Politische Bildung ist jedoch nicht bloß passives Objekt derartiger Inanspruchnahmen, sondern eine ausdifferenzierte Profession, die einen Anspruch auf Autonomie erhebt und eigene Sichtweisen dahingehend besitzt, was es heißt, politisch urteils- und handlungsfähig zu sein. Wie auch immer die Aufgaben und Ziele von politischer Bildung definiert werden mögen – politische Bildung verweist nie ausschließlich auf die Sicherung, sondern immer auch auf die Hinterfragung der bestehenden Ordnung. Akute Kontroversen darüber, wie politische Bildung innerhalb des demokratischen Staats auszusehen habe und verwirklicht werden könne, sind somit momenthafte Materialisierungen einer hintergründigen Widersprüchlichkeit, die der Bedeutung von politischer Bildung für die Demokratie strukturell eingeschrieben ist: Politische Bildung ist immer zugleich auf die Bewahrung von Bestehendem und die Ermöglichung von Neuem gerichtet, immer zugleich Schließung gegenüber Bedrohungen und Öffnung gegenüber Potenzialität, immer zugleich Affirmation und Subversion – und damit wird politische Bildung zu einem zentralen Gegenstand, um den und mit dem unterschiedliche Kräfte ringen.

Abstrakter formuliert, lässt sich diese inhärente Konflikthaftigkeit des Verhältnisses von demokratischem Staat und politischer Bildung auf spezifische Bereichslogiken zurückführen: die des Regierens und die des Bildens. Diesen Logiken sind wiederum Ambivalenzen und Paradoxien eingeschrieben – in der politischen Bildung die Dialektik von Herrschaft und Emanzipation, im staatlichen Regieren das Wechselspiel aus Freiheitsräumen und Kontrollmechanismen. Hinzu kommt, dass "Staat" und "politische Bildung" heterogene Ensembles sind, in denen unterschiedliche Kräfte wirken. Mit Blick auf Erstgenanntes ist hier zu denken an unterschiedliche parteipolitische Positionen oder, im Falle der Bundesrepublik, an spezifische Kompetenzen der Bundes- und Länderebene; mit Blick auf Zweitgenanntes an die Differenz zwischen schulischer und außerschulischer politischer Bildung oder unterschiedliche fachdidaktische Strömungen. Staatliche Vorgaben, die in Form von Aktionsprogrammen, Förderlinien oder Bildungsplänen auftreten, sind somit in aller Regel das Ergebnis von politischen Kompromissen und mithin nicht selten durch Mehrdeutigkeiten oder Widersprüche gekennzeichnet.
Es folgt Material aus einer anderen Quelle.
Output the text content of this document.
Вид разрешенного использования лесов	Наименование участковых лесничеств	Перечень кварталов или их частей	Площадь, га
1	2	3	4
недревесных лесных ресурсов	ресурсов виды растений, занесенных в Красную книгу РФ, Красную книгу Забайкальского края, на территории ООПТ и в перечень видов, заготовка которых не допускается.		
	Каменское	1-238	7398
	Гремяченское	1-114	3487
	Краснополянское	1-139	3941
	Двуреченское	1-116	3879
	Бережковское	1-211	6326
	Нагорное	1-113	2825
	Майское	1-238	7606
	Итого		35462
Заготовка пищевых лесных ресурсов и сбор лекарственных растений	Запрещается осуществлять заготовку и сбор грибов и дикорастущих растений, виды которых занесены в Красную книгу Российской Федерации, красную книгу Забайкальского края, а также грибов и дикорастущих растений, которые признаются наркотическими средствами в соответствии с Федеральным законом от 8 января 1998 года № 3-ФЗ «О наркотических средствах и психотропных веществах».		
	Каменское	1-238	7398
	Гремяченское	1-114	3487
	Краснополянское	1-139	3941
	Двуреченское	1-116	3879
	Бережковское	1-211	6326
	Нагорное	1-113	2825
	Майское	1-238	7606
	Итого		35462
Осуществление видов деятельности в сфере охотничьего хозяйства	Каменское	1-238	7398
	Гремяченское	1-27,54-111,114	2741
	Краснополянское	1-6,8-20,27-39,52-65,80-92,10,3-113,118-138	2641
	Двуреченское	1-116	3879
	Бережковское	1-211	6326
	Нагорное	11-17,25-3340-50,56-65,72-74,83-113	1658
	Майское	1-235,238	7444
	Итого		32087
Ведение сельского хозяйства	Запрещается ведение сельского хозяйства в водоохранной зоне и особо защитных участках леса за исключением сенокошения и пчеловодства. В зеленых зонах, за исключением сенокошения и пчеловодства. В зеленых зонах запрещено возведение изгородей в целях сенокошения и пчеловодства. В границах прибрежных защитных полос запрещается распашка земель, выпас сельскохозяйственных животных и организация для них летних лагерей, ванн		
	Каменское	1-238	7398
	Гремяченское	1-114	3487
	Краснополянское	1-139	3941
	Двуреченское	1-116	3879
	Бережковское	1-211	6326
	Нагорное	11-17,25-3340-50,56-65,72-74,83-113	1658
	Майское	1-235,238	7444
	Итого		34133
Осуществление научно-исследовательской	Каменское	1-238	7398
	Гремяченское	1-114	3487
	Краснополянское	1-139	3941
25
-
Die Adressierung politischer Bildung durch staatliches Regieren kann als Inanspruchnahme gedeutet werden und in drei idealtypischen Modi stattfinden:

  • Inanspruchnahme als Stabilitätsgarantin: Politischer Bildung werden vom Staat Aufgaben und Ziele zugewiesen, die dem Erhalt des Status quo dienen. Die dabei transportierten Wissensbestände repräsentieren das, was aus staatlicher Sicht als "Wahrheit" und "Wesenskern" der Demokratie erscheint.

  • Inanspruchnahme als Feuerlöscher: Politische Bildung wird vom Staat mit dem Ziel der Krisenlösung angesprochen. In der Bearbeitung von gesellschaftlichen Entwicklungen, die von staatlicher Seite als akute Gefahren wahrgenommen werden, wird Erhalt fokussiert, zugleich aber werden Perspektiven für Neues eröffnet.

  • Inanspruchnahme als Innovatorin: Politische Bildung wird vom Staat angesprochen, um Innovationen hervorzubringen, etwa in Form politischer Beteiligungsprozesse, die wiederum der Legitimation und damit Absicherung der demokratischen Ordnung dienen sollen.

In Reaktion auf solche Versuche der staatlichen Inanspruchnahme eröffnen sich aufseiten der politischen Bildung unterschiedliche Ausdeutungs- und Anschlussmöglichkeiten. Dabei lassen sich wiederum drei idealtypische Reaktionsweisen unterscheiden:

  • Entgegnung als Affirmation: Politische Bildung fügt sich der staatlichen Inanspruchnahme, zum Beispiel aufgrund einer weitgehenden Komplementarität der Wissensbestände.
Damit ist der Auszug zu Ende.